Saturday, February 5, 2011

Mistaken Identity

Imagination Station:

“Oh my God, Professor Tia Meloni? Oh thank goodness I found you,” a nerdy boy asks me, patting his gel clogged black hair. “I’ve been looking everywhere, from the dorms to the laboratory. Goodness gracious, I was panicked cubed.”


“Cubed?” I respond. I ain’t Professor Tia Meloni. I’m Sandy Delmont and I’m not a professor or a college grad or college student or high school grad.

“Ha ha ha ha,” nerd boy snorts, pushing up his think black framed glasses with his index finger. “You’re a real riot Professor Meloni. It means to the third power, but you already knew that.”

“But I’m not Pro…”

“Now Professor, we have absolutely no time to dilly dally whatsoever.”

“But I’m not who you think I am.”

“Look, obviously you are middle aged, possibly having some form of a mid-life crisis, but we have no time for such silly things,” nerd boy pushes me down the hall, towards a set of large oak wood doors.

I’m not middle aged. I’m 25. Bastard.

“What do I teach?”

“You teach a pathology class silly. Aren’t you just a little Miss Giggles?”

“Call me Miss Giggles again, and I’ll give you a wedgie and stuff you in a locker. What, pathology? What’s that?”

“The study and diagnosis of disease.”

“Thanks, Webster.”

“Ah ha ha ha. Like the dictionary man. Real clever. You throw me into a fit of chuckles,” he opens the door, still laughing and snorting. What a nerd.

As I look into the classroom, I discover it is a lecture hall… a real big lecture hall. Like epically huge. And filled with male and female clones of nerd boy.

McFudgenuggets. This is going to be bad.

“Good morning Professor Meloni,” all the nerds chant in unison.

Diseases. Think disease. And coughing and sneezing and itchyness and medicine. How bad could this be?

“Professor, do you mind if we open with the question and answer portion of the lecture today? I read the textbook last night and I just have so many questions to pose,” a nerd girl begs.

“Ok,” I try on a scholar type voice. Think smart old person. Big words Sandy, big words. More than two syllables. You got this.

“Can you tell me a bit more about Mucopolysaccharidosis type II?”

“Ummm… can you tell me the more common name of that disease?”

“Hunter’s syndrome.”

“Well, that one’s obviously obvious.”

“How so?”

“Well, there was this hunter who had a syndrome.”

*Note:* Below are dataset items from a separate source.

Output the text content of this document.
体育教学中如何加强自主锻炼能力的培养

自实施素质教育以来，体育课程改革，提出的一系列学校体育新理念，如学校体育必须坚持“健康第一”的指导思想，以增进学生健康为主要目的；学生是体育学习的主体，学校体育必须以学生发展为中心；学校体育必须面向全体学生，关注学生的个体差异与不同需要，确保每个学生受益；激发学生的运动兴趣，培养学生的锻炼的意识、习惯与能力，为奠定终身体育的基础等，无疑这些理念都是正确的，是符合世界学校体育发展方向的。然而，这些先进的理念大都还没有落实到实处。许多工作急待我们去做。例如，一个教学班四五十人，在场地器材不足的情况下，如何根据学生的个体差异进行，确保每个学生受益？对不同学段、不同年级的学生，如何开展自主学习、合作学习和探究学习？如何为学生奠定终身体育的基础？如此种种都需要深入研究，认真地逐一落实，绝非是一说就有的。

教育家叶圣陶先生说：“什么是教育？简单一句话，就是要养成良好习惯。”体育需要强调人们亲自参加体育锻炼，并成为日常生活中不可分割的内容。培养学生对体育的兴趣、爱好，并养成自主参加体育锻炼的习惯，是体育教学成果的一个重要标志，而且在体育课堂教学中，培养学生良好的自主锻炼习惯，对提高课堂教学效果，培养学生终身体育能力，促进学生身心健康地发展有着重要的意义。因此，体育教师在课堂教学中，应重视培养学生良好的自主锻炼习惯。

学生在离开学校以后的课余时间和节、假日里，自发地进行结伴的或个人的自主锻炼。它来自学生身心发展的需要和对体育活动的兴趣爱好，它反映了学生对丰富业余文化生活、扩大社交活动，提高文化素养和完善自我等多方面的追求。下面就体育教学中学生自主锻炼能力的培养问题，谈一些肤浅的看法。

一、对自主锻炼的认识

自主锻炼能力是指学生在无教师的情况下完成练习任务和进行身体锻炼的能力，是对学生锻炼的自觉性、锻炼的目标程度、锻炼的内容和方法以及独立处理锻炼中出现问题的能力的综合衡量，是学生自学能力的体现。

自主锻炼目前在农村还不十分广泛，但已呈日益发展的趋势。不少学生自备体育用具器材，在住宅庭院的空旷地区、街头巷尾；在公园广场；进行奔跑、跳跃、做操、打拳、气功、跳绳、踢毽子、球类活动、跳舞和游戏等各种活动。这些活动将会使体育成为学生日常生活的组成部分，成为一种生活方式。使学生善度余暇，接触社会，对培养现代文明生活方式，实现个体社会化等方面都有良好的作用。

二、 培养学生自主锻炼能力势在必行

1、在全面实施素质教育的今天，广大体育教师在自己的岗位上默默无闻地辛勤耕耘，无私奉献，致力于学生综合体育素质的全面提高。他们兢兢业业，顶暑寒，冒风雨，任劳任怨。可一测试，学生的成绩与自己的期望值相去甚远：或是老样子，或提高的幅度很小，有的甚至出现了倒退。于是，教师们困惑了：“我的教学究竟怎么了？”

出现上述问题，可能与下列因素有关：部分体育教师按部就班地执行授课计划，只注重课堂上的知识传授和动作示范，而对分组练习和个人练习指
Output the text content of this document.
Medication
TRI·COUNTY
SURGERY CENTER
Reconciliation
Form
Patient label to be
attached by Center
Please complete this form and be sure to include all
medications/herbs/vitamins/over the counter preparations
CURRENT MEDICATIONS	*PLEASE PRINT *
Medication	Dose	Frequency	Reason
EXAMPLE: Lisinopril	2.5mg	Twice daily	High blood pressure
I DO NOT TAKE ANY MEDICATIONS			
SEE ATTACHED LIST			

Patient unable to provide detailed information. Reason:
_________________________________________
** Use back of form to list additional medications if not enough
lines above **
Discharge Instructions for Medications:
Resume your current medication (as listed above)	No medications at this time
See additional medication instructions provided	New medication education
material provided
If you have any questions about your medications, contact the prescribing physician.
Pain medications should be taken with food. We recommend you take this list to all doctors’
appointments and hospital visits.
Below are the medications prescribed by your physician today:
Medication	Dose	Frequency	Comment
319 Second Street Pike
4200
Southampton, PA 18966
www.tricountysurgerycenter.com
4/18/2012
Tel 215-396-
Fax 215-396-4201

“Well, isn’t it an inherited disorder in which an enzyme, iduronate-2-sulfatase (I2S), is deficient? I2S is involved in the breakdown of complex carbohydrates called mucopolysaccharides. Without enough I2S, partially broken-down mucopolysaccharides accumulate in the organs and tissues of the body and become toxic.”

“…yes. Next question?”

“Oh oh, pick me, pick me, pick me,” the nerd boy from the hallway urgently flails his hand around.

“Yeah, you.”

“What’s the cause of Takayasu arteritis?”

“Unknown.”

“Well, I’m sure there are some theories out there. What would you say is one of the more plausible theories?

“Well, the answer is in the words. A guy named Yasu had some bad take out and then he looked at some art and this all lead to pain in his itis.”

“What’s an itis?”

“It’s a small bone in the um… it’s in the nose. It’s a small bone in the nose.”

“But isn’t the nose made out of cartilage?”

“Cartilage, bone, same dif. Tomato, Tomahto.”

“But they aren’t the same.”

“Oh, would you look at the time. Class is over.”

“A five minute class?”

“Well, nerdette over here read the textbook. Do the same. Class dismissed.”